Making deals, saving jobs

It was a gamble, providing tax breaks to Huron businesses, but it has parlayed into huge dividends for the entire community.
Andy Ouriel
Oct 21, 2013

 

Five participating businesses have collectively invested $13.3 million in new or future development in Huron, according to data the Register obtained through a public records request.

The projects range from expansions on existing buildings to developing all-new structures.

Furthermore, the tax breaks ensured Huron kept 107 jobs and created up to 42 new ones.

“Council’s policy to target specific areas for an economic development incentive has directly resulted in a large increase of annual property tax revenues, labor force, community investment payroll income tax receipts and indirect economic activity throughout the area,” Huron city manager Andy White said. The deal

A tax abatement works as such: Executives, entrepreneurs or owners approach Huron officials about a project when seeking to grow their business.

As savvy-minded business people should do, they’re looking for a deal.

Lucky for them, Huron provides tax abatements, or breaks, allowing businesses to forgo paying 100 percent of taxes on new development for a specific period.

The deals last anywhere from five to 15 years.

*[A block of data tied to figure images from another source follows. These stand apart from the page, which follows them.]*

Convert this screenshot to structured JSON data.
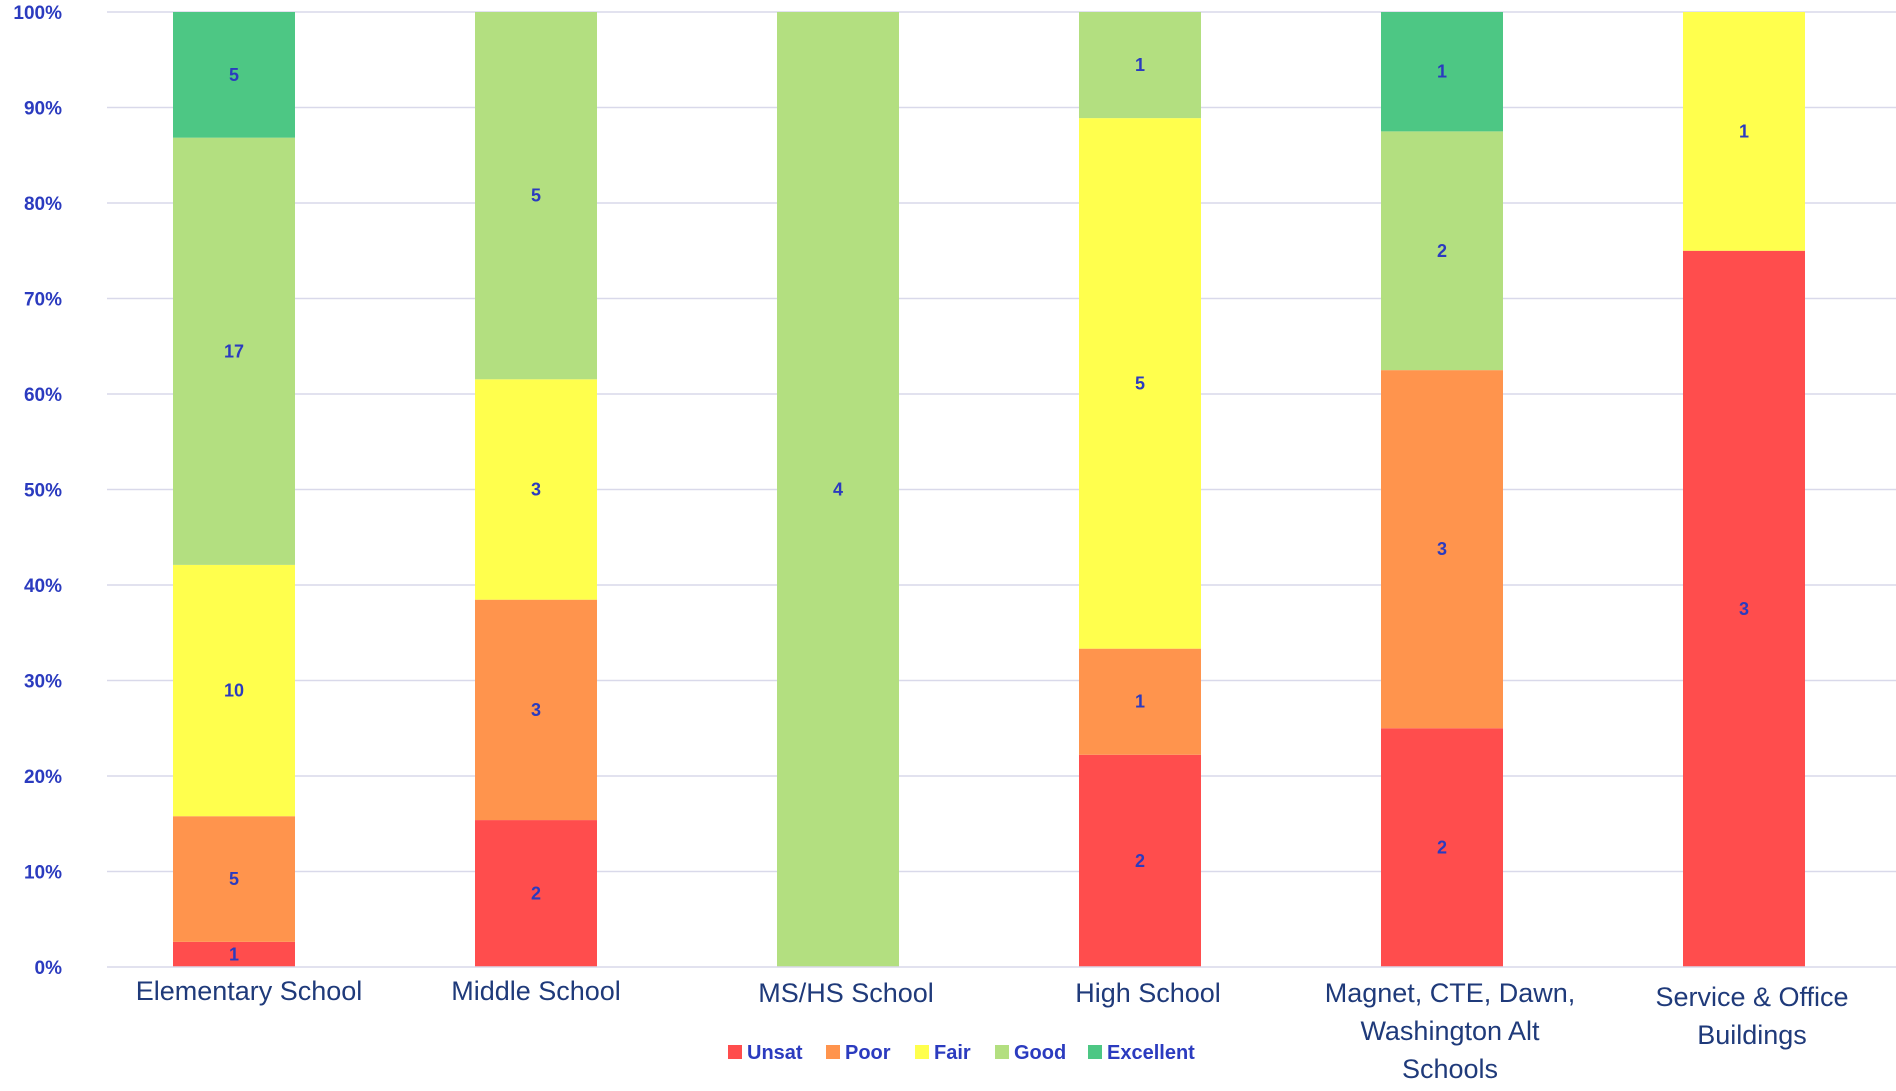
{
  "chart_data": {
    "type": "bar",
    "stacked": true,
    "percent_stacked": true,
    "categories": [
      "Elementary School",
      "Middle School",
      "MS/HS School",
      "High School",
      "Magnet, CTE, Dawn, Washington Alt Schools",
      "Service & Office Buildings"
    ],
    "category_lines": [
      [
        "Elementary School"
      ],
      [
        "Middle School"
      ],
      [
        "MS/HS School"
      ],
      [
        "High School"
      ],
      [
        "Magnet, CTE, Dawn,",
        "Washington Alt",
        "Schools"
      ],
      [
        "Service & Office",
        "Buildings"
      ]
    ],
    "series": [
      {
        "name": "Unsat",
        "color": "#ff4d4d",
        "values": [
          1,
          2,
          0,
          2,
          2,
          3
        ]
      },
      {
        "name": "Poor",
        "color": "#ff944d",
        "values": [
          5,
          3,
          0,
          1,
          3,
          0
        ]
      },
      {
        "name": "Fair",
        "color": "#ffff4d",
        "values": [
          10,
          3,
          0,
          5,
          0,
          1
        ]
      },
      {
        "name": "Good",
        "color": "#b3df80",
        "values": [
          17,
          5,
          4,
          1,
          2,
          0
        ]
      },
      {
        "name": "Excellent",
        "color": "#4dc784",
        "values": [
          5,
          0,
          0,
          0,
          1,
          0
        ]
      }
    ],
    "y_ticks": [
      "0%",
      "10%",
      "20%",
      "30%",
      "40%",
      "50%",
      "60%",
      "70%",
      "80%",
      "90%",
      "100%"
    ],
    "ylim": [
      0,
      100
    ],
    "grid": true,
    "legend_position": "bottom",
    "label_color": "#2b3bbf",
    "tick_color": "#2b3bbf",
    "category_color": "#1f3a7a",
    "title": "",
    "xlabel": "",
    "ylabel": ""
  }
}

In exchange, a company’s executives must agree to contribute funds to Huron Schools for a specific project.

The five participating businesses in Huron will pledge a total of $1.4 million over 15 years.

“Huron, like all school districts, welcomes additional revenue to support innovative programming and student initiatives,” Huron Schools superintendent Dennis Muratori said.

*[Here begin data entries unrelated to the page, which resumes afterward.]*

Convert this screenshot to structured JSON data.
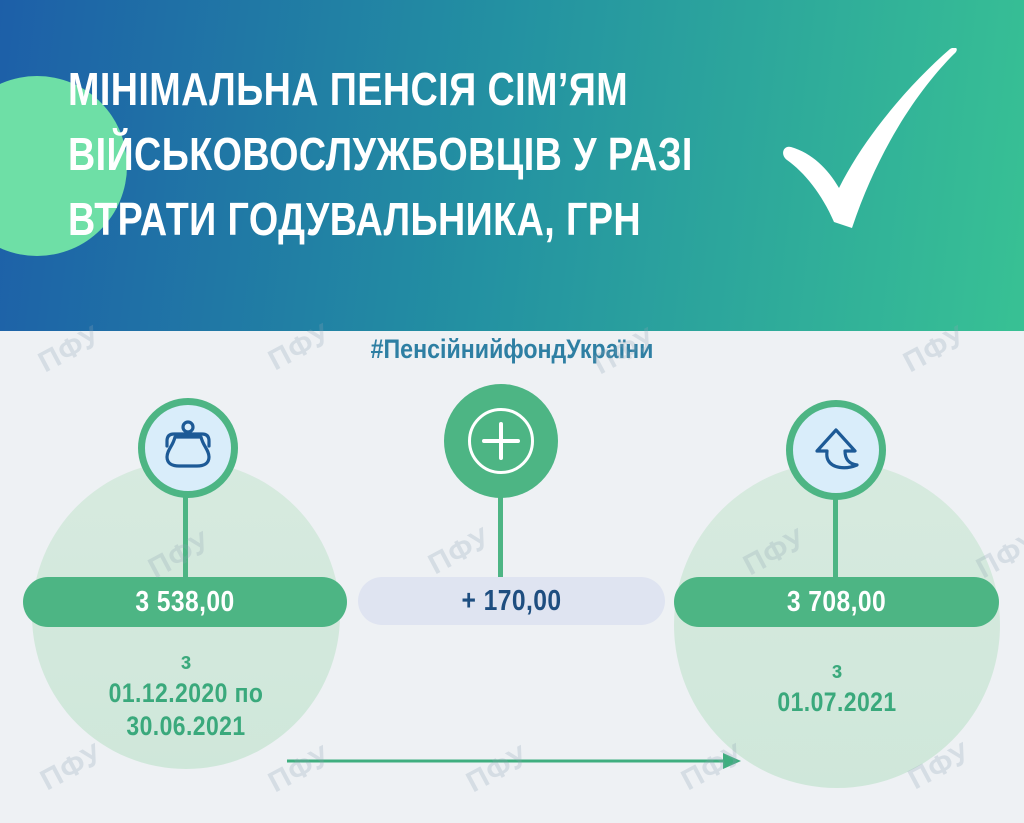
{
  "header": {
    "title_lines": [
      "МІНІМАЛЬНА ПЕНСІЯ СІМ’ЯМ",
      "ВІЙСЬКОВОСЛУЖБОВЦІВ У РАЗІ",
      "ВТРАТИ ГОДУВАЛЬНИКА, ГРН"
    ]
  },
  "hashtag": "#ПенсійнийфондУкраїни",
  "watermark_text": "ПФУ",
  "steps": {
    "before": {
      "amount": "3 538,00",
      "prefix": "з",
      "period_line1": "01.12.2020 по",
      "period_line2": "30.06.2021",
      "icon": "purse-icon"
    },
    "increase": {
      "amount": "+ 170,00",
      "icon": "plus-icon"
    },
    "after": {
      "amount": "3 708,00",
      "prefix": "з",
      "period_line1": "01.07.2021",
      "icon": "arrow-up-icon"
    }
  },
  "colors": {
    "gradient_left": "#1d5fa8",
    "gradient_mid": "#2391a2",
    "gradient_right": "#38c194",
    "mint_circle": "#6edfa6",
    "pill_green": "#4db584",
    "pill_lavender": "#dfe4f1",
    "amount_navy": "#1e4e80",
    "date_green": "#3aa97c",
    "hashtag_teal": "#2e7fa3",
    "icon_blue": "#1d5a96",
    "icon_circle_fill": "#d9edfa",
    "big_circle_fill": "#cfe7da",
    "background": "#eef1f4",
    "checkmark": "#ffffff"
  }
}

Once a tax abatement deal ends, a company must pay full taxes on the new development.

The Huron company n2y, for instance, is expected to pay $44,000 in property taxes in 2028, up from $9,000 today.

The educational business specializes in enhancing the lives of people with learning disabilities. The company’s leaders are investing $1.7 million to build and expand their headquarters at Huron’s corporate park.

The company received a tax abatement earlier this year, allowing the expansion to begin.

“We have a great relationship with Huron and wanted to stay,” said Don Wostmann, vice president of operations at n2y. “We are progressing and are one of the only companies in the area that is expanding, and we want to give people jobs here.”

The collective $4.1 million waived in taxes based on new development is revenue that would not have been collected at all if the expansions and new development didn’t occur, White said.

The expansions and new development only came about because each company received a deal.

Comments

Nemesis

It would be far simpler to just offer lower taxes and less regulation across the board, to all, rather than pick and choose.